Cluster        N nodes — Role

where N is the member count and Role is your node’s role. For standalone or non-cluster snapshots this row is hidden entirely, so single-node operators don’t see an inert row. See Administration for more on the admin-capability badges shown on this card.

Polling cadence summary

The same data model backs every surface, but each polls at a cadence suited to its purpose:

SurfacePoll intervalNotes
/cluster page5 secondsFresher view for watching an election; manual Refresh forces an immediate poll
Dashboard cards10 seconds (default)Cluster card and Connection card cluster row
Topbar role chip30 secondsAmbient indicator; hidden in standalone mode

Polling runs only while the relevant view is mounted and there is an active connection. It stops on unmount, stops and restarts on a connection change, and is suppressed entirely when there is no active connection.

Troubleshooting

The cluster page shows “Standalone instance” but I expected a cluster. The connected Geode instance reported standalone mode (a single standalone row from SHOW CLUSTER STATUS). The fallback panel notes that distributed mode is enabled by starting Geode with --cluster-port and --peers (or by setting GEODE_CLUSTER_TOKEN). Confirm you are connected to the right instance in the connection picker.

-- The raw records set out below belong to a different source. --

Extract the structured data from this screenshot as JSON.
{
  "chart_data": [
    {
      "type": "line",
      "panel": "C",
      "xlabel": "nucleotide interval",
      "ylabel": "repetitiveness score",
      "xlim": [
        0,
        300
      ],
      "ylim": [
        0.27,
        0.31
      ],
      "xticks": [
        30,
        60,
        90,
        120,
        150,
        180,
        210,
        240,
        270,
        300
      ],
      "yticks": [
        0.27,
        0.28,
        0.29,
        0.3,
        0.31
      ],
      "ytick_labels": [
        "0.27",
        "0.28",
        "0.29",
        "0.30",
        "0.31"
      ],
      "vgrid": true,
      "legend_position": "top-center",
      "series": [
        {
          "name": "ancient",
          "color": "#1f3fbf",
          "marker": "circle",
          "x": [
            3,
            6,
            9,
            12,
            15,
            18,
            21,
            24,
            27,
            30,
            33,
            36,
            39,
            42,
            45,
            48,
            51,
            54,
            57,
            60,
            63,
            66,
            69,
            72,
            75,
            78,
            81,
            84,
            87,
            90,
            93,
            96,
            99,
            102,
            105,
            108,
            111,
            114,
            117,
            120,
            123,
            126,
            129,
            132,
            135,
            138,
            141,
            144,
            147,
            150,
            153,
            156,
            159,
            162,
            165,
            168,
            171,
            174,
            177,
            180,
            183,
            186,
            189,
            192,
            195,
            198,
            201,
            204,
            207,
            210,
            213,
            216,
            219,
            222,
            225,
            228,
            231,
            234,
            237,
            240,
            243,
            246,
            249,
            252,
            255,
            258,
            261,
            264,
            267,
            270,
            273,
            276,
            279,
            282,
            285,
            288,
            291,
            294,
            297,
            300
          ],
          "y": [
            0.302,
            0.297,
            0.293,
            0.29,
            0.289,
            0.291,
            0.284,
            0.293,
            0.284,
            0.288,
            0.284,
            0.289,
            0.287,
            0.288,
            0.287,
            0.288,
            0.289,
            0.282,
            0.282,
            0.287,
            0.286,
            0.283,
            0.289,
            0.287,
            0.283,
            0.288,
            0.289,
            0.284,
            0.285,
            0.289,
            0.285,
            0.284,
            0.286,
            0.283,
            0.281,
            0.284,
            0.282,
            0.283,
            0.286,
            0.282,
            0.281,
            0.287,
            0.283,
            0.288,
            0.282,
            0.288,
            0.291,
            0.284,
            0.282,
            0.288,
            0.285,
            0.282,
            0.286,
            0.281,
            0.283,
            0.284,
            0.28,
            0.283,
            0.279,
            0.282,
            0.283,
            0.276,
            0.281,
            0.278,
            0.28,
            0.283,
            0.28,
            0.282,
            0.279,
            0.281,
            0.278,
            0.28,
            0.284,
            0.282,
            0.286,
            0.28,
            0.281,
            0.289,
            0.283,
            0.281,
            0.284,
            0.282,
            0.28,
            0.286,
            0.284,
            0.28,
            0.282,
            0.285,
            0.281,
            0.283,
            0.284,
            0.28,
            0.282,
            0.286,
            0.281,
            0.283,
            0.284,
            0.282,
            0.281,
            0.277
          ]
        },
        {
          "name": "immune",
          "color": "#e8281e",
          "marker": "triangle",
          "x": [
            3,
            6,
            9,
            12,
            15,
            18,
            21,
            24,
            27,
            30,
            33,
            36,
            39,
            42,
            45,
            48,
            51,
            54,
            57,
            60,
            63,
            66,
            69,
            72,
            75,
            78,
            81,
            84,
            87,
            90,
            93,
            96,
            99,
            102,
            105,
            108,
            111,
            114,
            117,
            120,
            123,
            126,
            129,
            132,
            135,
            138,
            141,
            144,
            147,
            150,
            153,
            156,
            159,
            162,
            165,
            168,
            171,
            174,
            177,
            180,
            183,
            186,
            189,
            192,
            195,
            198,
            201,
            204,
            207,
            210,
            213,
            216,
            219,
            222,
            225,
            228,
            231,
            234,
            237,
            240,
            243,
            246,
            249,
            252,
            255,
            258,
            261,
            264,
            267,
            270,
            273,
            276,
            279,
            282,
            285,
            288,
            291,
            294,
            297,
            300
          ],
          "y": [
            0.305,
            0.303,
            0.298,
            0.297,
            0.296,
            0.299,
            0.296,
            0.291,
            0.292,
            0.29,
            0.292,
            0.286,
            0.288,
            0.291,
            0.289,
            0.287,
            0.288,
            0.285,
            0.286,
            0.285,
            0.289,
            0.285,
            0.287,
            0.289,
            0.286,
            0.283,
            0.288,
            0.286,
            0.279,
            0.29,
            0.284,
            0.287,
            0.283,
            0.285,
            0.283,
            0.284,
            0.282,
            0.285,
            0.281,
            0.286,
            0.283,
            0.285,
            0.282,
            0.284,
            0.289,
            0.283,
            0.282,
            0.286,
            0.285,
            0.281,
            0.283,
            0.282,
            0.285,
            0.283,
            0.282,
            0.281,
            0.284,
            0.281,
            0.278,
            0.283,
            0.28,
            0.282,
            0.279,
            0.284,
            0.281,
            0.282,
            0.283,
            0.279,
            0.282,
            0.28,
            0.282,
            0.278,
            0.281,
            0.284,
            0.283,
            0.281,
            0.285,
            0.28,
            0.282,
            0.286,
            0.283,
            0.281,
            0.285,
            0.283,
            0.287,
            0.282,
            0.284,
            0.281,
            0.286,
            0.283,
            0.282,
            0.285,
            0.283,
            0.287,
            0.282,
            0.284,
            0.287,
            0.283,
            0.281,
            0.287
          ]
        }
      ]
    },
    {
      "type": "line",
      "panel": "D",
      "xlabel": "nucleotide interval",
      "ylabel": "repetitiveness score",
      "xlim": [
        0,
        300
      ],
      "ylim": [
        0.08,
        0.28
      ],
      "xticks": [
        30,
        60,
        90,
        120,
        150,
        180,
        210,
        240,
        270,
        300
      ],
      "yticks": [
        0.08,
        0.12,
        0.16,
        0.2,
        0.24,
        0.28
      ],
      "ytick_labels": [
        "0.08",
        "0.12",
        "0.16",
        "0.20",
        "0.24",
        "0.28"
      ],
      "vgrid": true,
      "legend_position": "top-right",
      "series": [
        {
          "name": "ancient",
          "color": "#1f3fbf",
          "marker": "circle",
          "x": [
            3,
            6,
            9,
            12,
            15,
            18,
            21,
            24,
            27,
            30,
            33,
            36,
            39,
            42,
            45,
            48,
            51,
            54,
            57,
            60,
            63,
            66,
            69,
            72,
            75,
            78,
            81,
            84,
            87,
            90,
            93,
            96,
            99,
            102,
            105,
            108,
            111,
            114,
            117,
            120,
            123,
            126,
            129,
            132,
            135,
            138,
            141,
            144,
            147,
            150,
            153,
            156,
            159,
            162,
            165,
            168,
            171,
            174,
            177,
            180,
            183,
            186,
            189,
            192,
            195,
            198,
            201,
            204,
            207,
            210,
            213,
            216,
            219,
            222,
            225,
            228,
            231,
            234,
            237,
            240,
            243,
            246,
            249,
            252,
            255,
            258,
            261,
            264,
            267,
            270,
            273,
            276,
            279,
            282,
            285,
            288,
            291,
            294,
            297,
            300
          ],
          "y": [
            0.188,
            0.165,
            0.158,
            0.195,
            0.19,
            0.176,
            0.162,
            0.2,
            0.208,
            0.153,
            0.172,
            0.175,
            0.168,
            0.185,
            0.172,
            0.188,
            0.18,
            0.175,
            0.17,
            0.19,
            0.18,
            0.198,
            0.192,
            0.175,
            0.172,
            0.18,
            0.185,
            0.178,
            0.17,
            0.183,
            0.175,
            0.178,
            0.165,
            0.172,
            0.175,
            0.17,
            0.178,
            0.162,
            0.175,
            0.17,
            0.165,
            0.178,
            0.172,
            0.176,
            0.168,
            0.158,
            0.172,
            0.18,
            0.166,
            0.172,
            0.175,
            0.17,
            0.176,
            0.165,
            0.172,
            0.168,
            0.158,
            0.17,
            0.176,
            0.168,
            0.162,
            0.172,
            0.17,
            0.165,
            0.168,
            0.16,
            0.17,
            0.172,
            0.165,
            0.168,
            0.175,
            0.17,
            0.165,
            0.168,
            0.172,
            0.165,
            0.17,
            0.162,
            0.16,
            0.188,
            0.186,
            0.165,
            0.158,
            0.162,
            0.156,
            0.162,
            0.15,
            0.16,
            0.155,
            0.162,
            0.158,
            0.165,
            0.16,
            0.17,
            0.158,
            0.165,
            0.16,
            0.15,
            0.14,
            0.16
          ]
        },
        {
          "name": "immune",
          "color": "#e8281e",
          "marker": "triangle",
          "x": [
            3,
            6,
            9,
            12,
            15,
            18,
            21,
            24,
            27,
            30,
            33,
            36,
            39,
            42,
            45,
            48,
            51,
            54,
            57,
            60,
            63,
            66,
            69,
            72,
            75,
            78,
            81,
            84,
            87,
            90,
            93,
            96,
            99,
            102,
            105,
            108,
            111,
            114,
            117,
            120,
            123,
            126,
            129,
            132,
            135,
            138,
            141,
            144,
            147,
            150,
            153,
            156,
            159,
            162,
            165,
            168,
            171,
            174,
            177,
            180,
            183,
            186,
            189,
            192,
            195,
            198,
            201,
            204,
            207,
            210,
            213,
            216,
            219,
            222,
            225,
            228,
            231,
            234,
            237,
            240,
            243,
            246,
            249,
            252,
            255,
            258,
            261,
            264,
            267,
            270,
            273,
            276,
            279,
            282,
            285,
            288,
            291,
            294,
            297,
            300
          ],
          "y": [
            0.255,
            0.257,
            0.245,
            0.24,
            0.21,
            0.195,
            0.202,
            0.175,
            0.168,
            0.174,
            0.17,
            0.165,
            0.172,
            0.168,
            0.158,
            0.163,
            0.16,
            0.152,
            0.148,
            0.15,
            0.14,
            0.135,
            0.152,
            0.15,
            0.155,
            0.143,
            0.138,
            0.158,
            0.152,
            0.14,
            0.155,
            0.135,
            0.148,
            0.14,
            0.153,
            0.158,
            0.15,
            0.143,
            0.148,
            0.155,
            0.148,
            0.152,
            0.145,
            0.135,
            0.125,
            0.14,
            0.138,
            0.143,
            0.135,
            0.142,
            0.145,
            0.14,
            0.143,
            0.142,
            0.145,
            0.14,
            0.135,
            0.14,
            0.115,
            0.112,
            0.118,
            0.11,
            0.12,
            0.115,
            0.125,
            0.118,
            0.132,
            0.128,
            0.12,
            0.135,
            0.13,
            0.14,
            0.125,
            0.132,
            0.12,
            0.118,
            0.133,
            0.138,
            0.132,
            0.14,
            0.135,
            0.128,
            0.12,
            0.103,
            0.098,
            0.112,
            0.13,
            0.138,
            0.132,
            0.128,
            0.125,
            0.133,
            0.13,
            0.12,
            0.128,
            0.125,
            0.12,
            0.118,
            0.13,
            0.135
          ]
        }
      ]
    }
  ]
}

The cluster page shows “Cluster status unavailable”. The first SHOW CLUSTER STATUS poll failed; the panel includes the server’s error message. Verify the connection is healthy and that the server supports the statement, then use Refresh to retry.

The topbar chip or dashboard Cluster card isn’t visible. Both hide themselves in standalone mode by design. If you are connected to a clustered instance and still don’t see them, check that you have an active connection and that the cluster status poll is succeeding (the /cluster page will show the error if it is not).

A member shows as “lost”. That member has had no successful contact for 30 seconds or more. Investigate whether the node is partitioned, overloaded, or down. See Operations & Troubleshooting for broader diagnostics.